Stage 12 could break the record if most of the following conditions align:
- A favourable tailwind across much of the route
- A breakaway forming quickly
- A small but strong group escaping
- Sprint teams beginning the chase immediately
- The gap remaining small throughout
- Dry roads and few technical interruptions
- No prolonged crash neutralisation
- Aggressive racing around the intermediate sprint
- The final climb being ridden at full pace
- A fast approach into Chalon-sur-Saône
Remove two or three of those elements and the average is likely to fall below the stage 11 mark.
The 1,800 metres of climbing and longer distance already give stage 12 a more difficult starting point.
Could the record still fall later in the Tour?
Stage 12 may be the most immediate opportunity, but it is not necessarily the best remaining route for a record.
Later flat stages could contain less climbing or a stronger prevailing tailwind.
They also come with disadvantages. Rider fatigue grows through the Tour, teams lose domestiques and fewer sprinters may remain in the race.
The speed record is therefore not simply a question of finding the flattest profile.

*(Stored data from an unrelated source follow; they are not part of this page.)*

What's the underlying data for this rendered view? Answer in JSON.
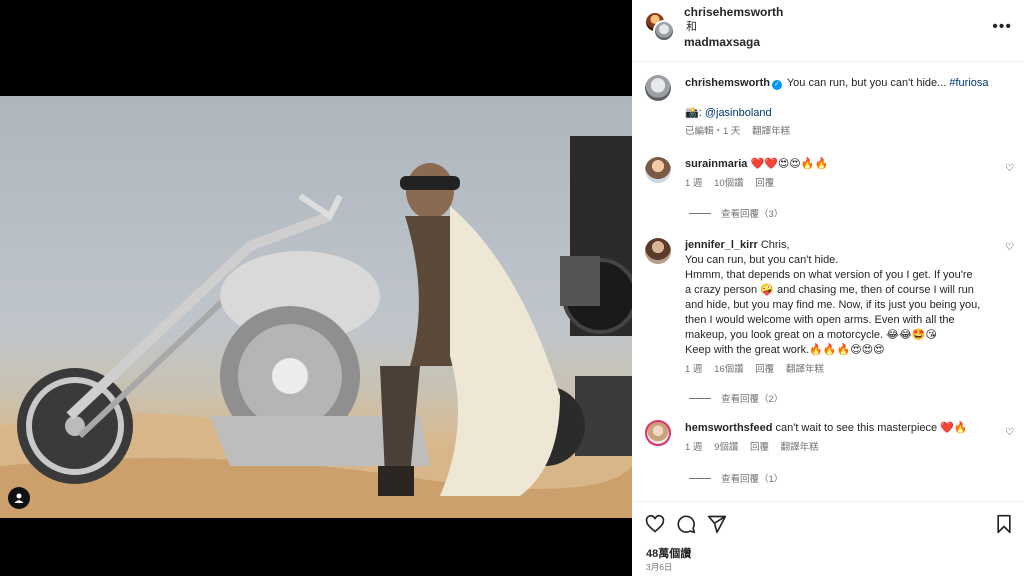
{
  "header": {
    "user1": "chrisehemsworth",
    "and": "和",
    "user2": "madmaxsaga",
    "more_icon": "more-horizontal-icon"
  },
  "caption": {
    "user": "chrishemsworth",
    "text": "You can run, but you can't hide...",
    "hashtag": "#furiosa",
    "camera": "📸:",
    "mention": "@jasinboland",
    "edited": "已編輯・1 天",
    "translate": "翻譯年糕"
  },
  "comments": [
    {
      "user": "surainmaria",
      "text": "❤️❤️😍😍🔥🔥",
      "time": "1 週",
      "likes": "10個讚",
      "reply": "回覆",
      "view_replies": "查看回覆（3）"
    },
    {
      "user": "jennifer_l_kirr",
      "lines": [
        "Chris,",
        "You can run, but you can't hide.",
        "Hmmm, that depends on what version of you I get. If you're",
        "a crazy person 🤪 and chasing me, then of course I will run",
        "and hide, but you may find me. Now, if its just you being you,",
        "then I would welcome with open arms. Even with all the",
        "makeup, you look great on a motorcycle. 😂😂🤩😘",
        "Keep with the great work.🔥🔥🔥😍😍😍"
      ],
      "time": "1 週",
      "likes": "16個讚",
      "reply": "回覆",
      "translate": "翻譯年糕",
      "view_replies": "查看回覆（2）"
    },
    {
      "user": "hemsworthsfeed",
      "text": "can't wait to see this masterpiece ❤️🔥",
      "time": "1 週",
      "likes": "9個讚",
      "reply": "回覆",
      "translate": "翻譯年糕",
      "view_replies": "查看回覆（1）"
    }
  ],
  "actions": {
    "likes": "48萬個讚",
    "date": "3月6日",
    "icons": [
      "heart-icon",
      "comment-icon",
      "share-icon",
      "bookmark-icon"
    ]
  },
  "colors": {
    "link": "#00376b",
    "verified": "#0095f6",
    "muted": "#737373"
  }
}
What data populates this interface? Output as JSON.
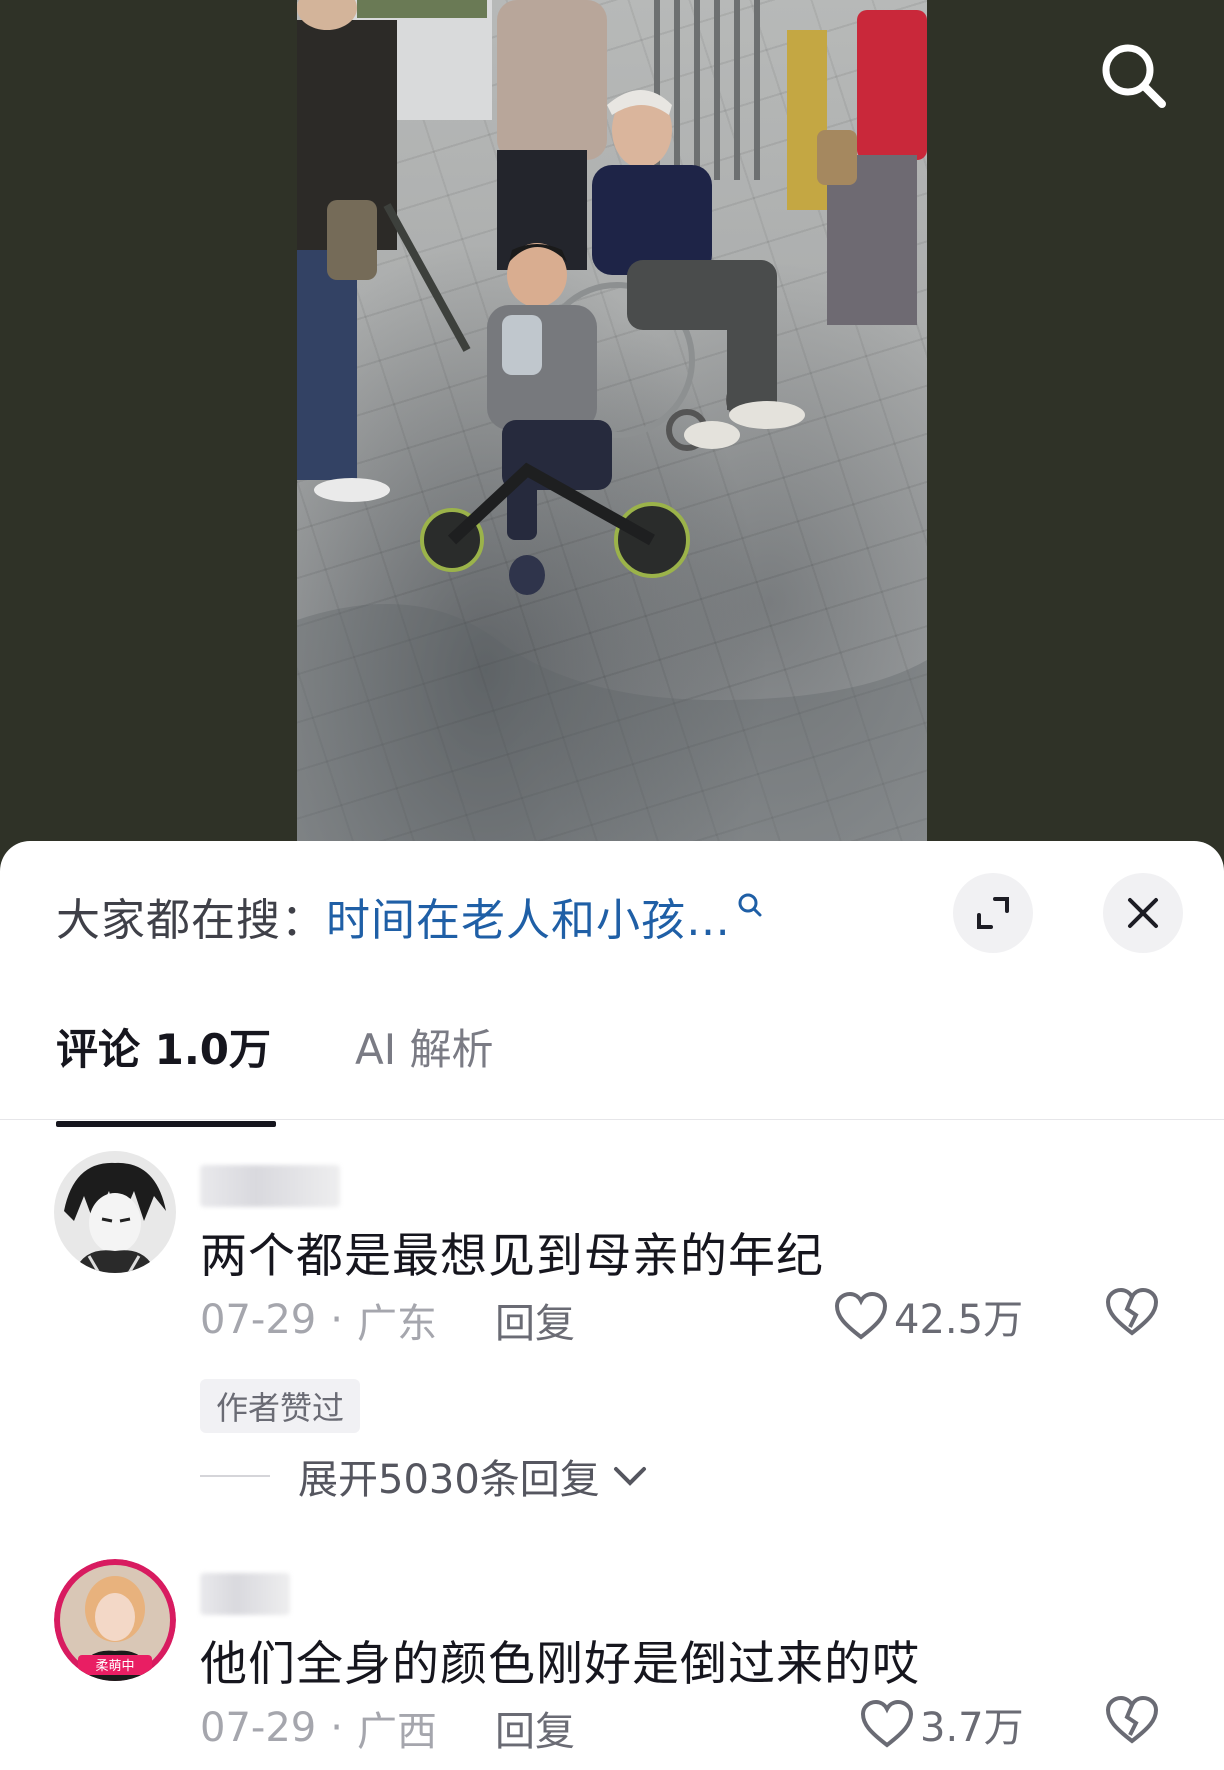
{
  "sheet": {
    "hot_search_label": "大家都在搜：",
    "hot_search_query": "时间在老人和小孩…"
  },
  "tabs": [
    {
      "label": "评论 1.0万"
    },
    {
      "label": "AI 解析"
    }
  ],
  "comments": [
    {
      "text": "两个都是最想见到母亲的年纪",
      "date": "07-29",
      "location": "广东",
      "reply_label": "回复",
      "likes": "42.5万",
      "author_liked": "作者赞过",
      "expand_replies": "展开5030条回复"
    },
    {
      "text": "他们全身的颜色刚好是倒过来的哎",
      "date": "07-29",
      "location": "广西",
      "reply_label": "回复",
      "likes": "3.7万",
      "avatar_badge": "柔萌中"
    }
  ],
  "colors": {
    "link_blue": "#1f5fa6",
    "video_background": "#2f3227",
    "text_primary": "#16161e",
    "text_secondary": "#a5a6ad"
  }
}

It requires the right route on a day when enough teams still possess the riders and motivation to chase continuously.
Stage 11 combined all of those conditions.
Will stage 12 break the Tour de France speed record?
The most likely answer is no.
Stage 12 should still be fast. It is officially classified as flat, several sprint teams have a reason to control the breakaway and the final 20km should be completed at a very high speed.
Breaking the record requires more.
The stage is longer than the route to Nevers, contains an additional 400 metres of climbing and has a late ascent capable of disrupting the rhythm of the chase.
The riders would need to reach Chalon-sur-Saône in approximately three hours and 31 minutes.
The Tour’s fastest official estimate is nearly 18 minutes slower than that target.
Stage 11 proved that official schedules can be beaten dramatically. It also showed how exceptional the circumstances must be.
The record could fall again.
Repeating a once-in-27-years combination of wind, tactics, terrain and sustained sprint-team control on consecutive days would be even more remarkable than breaking it the first time.